SGML has been around since the 1960s, and XML is specified as a proper subset of it. SGML/XML isn't so much about (trivial) nesting than it is about content models, eg. the language defined by a regular expression admitted/recognized as the content of a particular element. Markup is also first and foremost a plain text format, optionally tagged by start-/end-element tags, unlike sexprs which need quotes around individual spans of text. Try telling an author to use verbose quoting (and escaping for quotes) for what makes the majority of his text format, or try edititing a large text with verbose sexpr yourself, and you'll see why nobody uses sexprs for semistructured text.

txru · on June 3, 2019

I take your point, and I really don't want to be the spark of a syntactic flamewar. I suspected I was missing something, and that the $angle_bracketed_format was older, but I was searching the wrong things.

It seems to me, though, that escaping is just something that's going to be tricky everywhere, and a decent first line solution, wherever you are, is to have a really rare set of characters represent your begin/end string marks. In Python, """text""", Postgres has $$text$$, non-ASCII characters in other formats. XML and sexps are both susceptible to that issue-- both of their escapes are, themselves, escapable. To either one, if you have a subregion that's likely to be unintentionally escaped, then you create a boundary where you either explicitly escape every one, or you refuse to acknowledge previously accepted delimiters. As an example, lisps have (quote term) rather than 'term when you're writing macros and concerned with macro-expansion.

To your regex point, there are lisps that definitely did awful deeds with that, particularly emacs lisp, but the more recent ones have solutions just like other modern programming languages and markups do.
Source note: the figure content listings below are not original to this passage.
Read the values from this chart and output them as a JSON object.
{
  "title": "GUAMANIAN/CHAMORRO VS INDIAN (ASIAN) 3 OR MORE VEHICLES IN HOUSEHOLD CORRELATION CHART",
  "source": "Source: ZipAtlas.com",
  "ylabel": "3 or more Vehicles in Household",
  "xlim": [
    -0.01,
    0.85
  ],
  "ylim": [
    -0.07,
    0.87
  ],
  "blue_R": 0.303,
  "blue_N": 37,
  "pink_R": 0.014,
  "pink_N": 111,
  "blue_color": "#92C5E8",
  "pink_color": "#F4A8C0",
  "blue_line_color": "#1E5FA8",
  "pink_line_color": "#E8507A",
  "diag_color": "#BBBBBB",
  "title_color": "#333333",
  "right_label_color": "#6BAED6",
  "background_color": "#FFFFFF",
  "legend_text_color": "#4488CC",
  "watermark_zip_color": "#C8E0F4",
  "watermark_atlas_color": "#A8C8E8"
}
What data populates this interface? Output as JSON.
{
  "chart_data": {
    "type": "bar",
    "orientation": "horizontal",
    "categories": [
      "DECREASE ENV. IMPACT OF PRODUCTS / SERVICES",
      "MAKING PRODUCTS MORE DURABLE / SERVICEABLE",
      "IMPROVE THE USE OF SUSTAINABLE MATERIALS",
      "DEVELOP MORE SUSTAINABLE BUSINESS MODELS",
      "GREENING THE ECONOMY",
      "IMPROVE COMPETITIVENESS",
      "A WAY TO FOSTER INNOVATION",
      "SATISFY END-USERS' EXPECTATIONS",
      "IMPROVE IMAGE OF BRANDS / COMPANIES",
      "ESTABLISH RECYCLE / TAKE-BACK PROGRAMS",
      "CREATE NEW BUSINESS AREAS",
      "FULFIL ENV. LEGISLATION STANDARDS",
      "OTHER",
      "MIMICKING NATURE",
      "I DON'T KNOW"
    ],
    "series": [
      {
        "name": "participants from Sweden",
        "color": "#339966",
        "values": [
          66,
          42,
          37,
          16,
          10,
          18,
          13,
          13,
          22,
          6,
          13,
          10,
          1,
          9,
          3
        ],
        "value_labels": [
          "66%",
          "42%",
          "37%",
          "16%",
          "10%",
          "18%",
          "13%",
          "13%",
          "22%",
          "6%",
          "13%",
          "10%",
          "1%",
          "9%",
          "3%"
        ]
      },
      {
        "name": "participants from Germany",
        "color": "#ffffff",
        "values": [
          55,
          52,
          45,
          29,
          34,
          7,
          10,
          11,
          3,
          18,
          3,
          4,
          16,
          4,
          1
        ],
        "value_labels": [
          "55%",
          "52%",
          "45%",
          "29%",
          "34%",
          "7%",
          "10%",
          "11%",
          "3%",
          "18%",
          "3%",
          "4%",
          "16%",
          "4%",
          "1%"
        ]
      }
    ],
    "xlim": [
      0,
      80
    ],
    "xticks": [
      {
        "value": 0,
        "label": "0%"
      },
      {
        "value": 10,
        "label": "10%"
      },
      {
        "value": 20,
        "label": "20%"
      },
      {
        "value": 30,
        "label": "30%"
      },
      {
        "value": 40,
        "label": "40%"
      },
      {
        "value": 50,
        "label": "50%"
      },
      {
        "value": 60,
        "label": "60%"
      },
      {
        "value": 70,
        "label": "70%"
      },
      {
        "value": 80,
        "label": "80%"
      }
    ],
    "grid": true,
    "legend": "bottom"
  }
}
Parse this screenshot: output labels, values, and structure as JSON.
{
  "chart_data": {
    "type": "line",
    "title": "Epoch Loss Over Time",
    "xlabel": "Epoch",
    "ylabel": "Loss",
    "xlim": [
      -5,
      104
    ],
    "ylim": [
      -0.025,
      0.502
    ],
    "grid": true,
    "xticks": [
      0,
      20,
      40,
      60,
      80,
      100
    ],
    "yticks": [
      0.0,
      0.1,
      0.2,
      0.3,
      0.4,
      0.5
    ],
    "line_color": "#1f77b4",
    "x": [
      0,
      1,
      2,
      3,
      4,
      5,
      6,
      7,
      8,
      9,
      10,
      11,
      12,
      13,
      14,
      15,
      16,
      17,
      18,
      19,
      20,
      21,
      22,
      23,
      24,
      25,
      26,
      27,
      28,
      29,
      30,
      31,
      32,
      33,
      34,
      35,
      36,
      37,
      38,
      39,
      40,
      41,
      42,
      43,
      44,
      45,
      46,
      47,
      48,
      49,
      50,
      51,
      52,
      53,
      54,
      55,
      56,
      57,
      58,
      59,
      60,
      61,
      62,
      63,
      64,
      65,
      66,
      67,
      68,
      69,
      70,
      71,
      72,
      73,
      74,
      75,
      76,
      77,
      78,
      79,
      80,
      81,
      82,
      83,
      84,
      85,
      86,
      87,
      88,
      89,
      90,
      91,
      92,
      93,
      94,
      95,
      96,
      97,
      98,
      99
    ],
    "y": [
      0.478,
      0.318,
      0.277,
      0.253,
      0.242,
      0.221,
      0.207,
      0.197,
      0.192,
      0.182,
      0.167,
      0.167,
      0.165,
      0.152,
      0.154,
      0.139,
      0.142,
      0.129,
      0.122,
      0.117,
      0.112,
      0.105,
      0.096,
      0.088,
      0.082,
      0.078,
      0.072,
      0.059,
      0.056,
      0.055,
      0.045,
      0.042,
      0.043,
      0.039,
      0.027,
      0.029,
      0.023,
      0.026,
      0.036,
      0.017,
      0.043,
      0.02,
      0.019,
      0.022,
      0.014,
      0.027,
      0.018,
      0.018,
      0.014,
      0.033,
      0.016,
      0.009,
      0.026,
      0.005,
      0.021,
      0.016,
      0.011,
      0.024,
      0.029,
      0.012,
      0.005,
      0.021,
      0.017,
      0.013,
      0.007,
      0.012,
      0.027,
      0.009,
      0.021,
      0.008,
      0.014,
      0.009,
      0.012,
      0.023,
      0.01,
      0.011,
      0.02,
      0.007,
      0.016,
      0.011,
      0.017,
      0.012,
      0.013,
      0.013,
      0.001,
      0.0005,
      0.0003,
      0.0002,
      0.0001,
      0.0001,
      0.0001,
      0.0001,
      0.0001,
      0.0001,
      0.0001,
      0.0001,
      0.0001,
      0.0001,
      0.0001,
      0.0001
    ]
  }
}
To me the unending escape just kind of seems like a universal bug. While lisp is just as susceptible, lisps have perfectly reasonable ways of treating these problems-- separate, make distinct, and as last resort, escape.

goto11 · on June 3, 2019

SGML came out of document authoring and publishing. SGML is more suited for this domain because (among other things) you don't have to quote every single string. It is not like the SGML community didn't know about s-expressions - DSSSL the style language for SGML was based on scheme, so they recognized s-expressions were appropriate for some domains.